Frequently, it’s the small things that have an impact. Simply giving a student a smile when she’s struggling to expand on her thoughts, or giving a new colleague an encouraging pat on the arm can have a very positive impact. But think of the type of impact bosses, teachers, or parents can make when they interrupt constantly or shake their head while listening to a question. Think what it means when a student is asking for help, but the teacher doesn’t stop grading papers to listen to the student. Think what it means to an employee when he or she is the only one that doesn’t get introduced by the boss in a meeting.

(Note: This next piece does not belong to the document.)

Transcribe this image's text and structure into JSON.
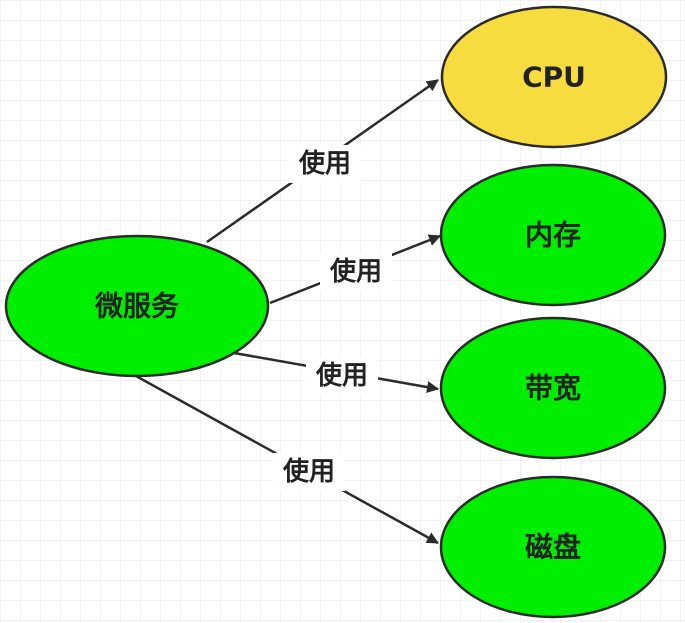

We tend to understand micromessages instinctively and once we become aware of them, we can take the time to stop and identify both micro-inequities and micro-affirmations. If we remain unconscious of them, we’ll fail to identify micromessages in our delivery as well as our reactions. With awareness and training or practice, it’s easy to see how we can use micro-affirmations in the classroom as well as on the job.

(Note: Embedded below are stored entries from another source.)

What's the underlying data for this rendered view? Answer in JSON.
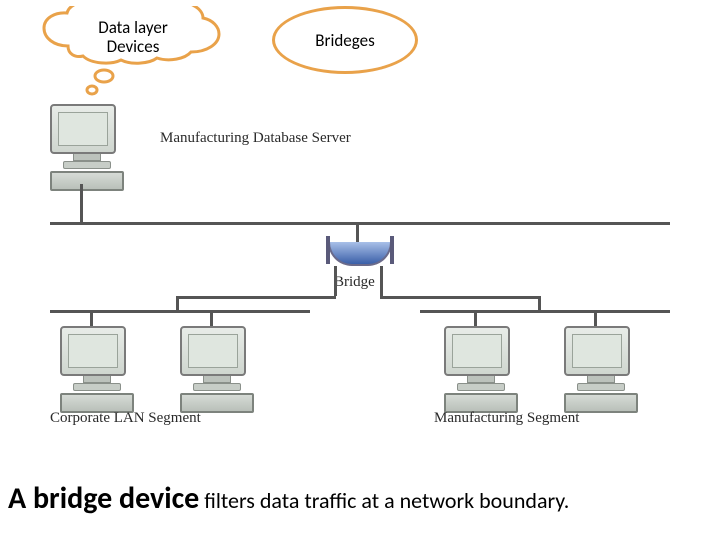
{
  "callout": {
    "line1": "Data layer",
    "line2": "Devices"
  },
  "oval_label": "Brideges",
  "labels": {
    "server": "Manufacturing Database Server",
    "bridge": "Bridge",
    "left_segment": "Corporate LAN Segment",
    "right_segment": "Manufacturing Segment"
  },
  "caption": {
    "bold": "A bridge device",
    "rest": " filters data traffic at a network boundary."
  }
}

There are ways to ensure that your micromessages are micro-affirmations, including the following:

  • First, be aware of intentions. There’s a moment just before you react where you can be more thoughtful in your response. Take that moment to ensure that you’re affirmative in your message.
  • Second, observe. Look at the different ways that the messages in your classrooms are conveyed. Plan to affirm every student and ensure that others are affirming as well.
  • Third, take action. Don’t let micro-inequities go unnoticed. Find a way to acknowledge the occurrence and address it in a positive way.
  • Finally, coach. For instance, before teaching a new concept, have your students reflect on a positive experience they had from learning something new. This can affirm their ability to learn.

Take a moment to reflect on your own experiences. Can you think of a specific incident where you were unintentionally discouraged or hurt by something small someone said or did? At the same time, can you think of an incident where you were deeply valued by your colleague or family member in a small but powerful way? How did you know? What did that person do to communicate your value?

Consider recording your thoughts in a journal. This can be a way for you to practice identifying micromessages and ensuring that your own micromessages are micro-affirmations.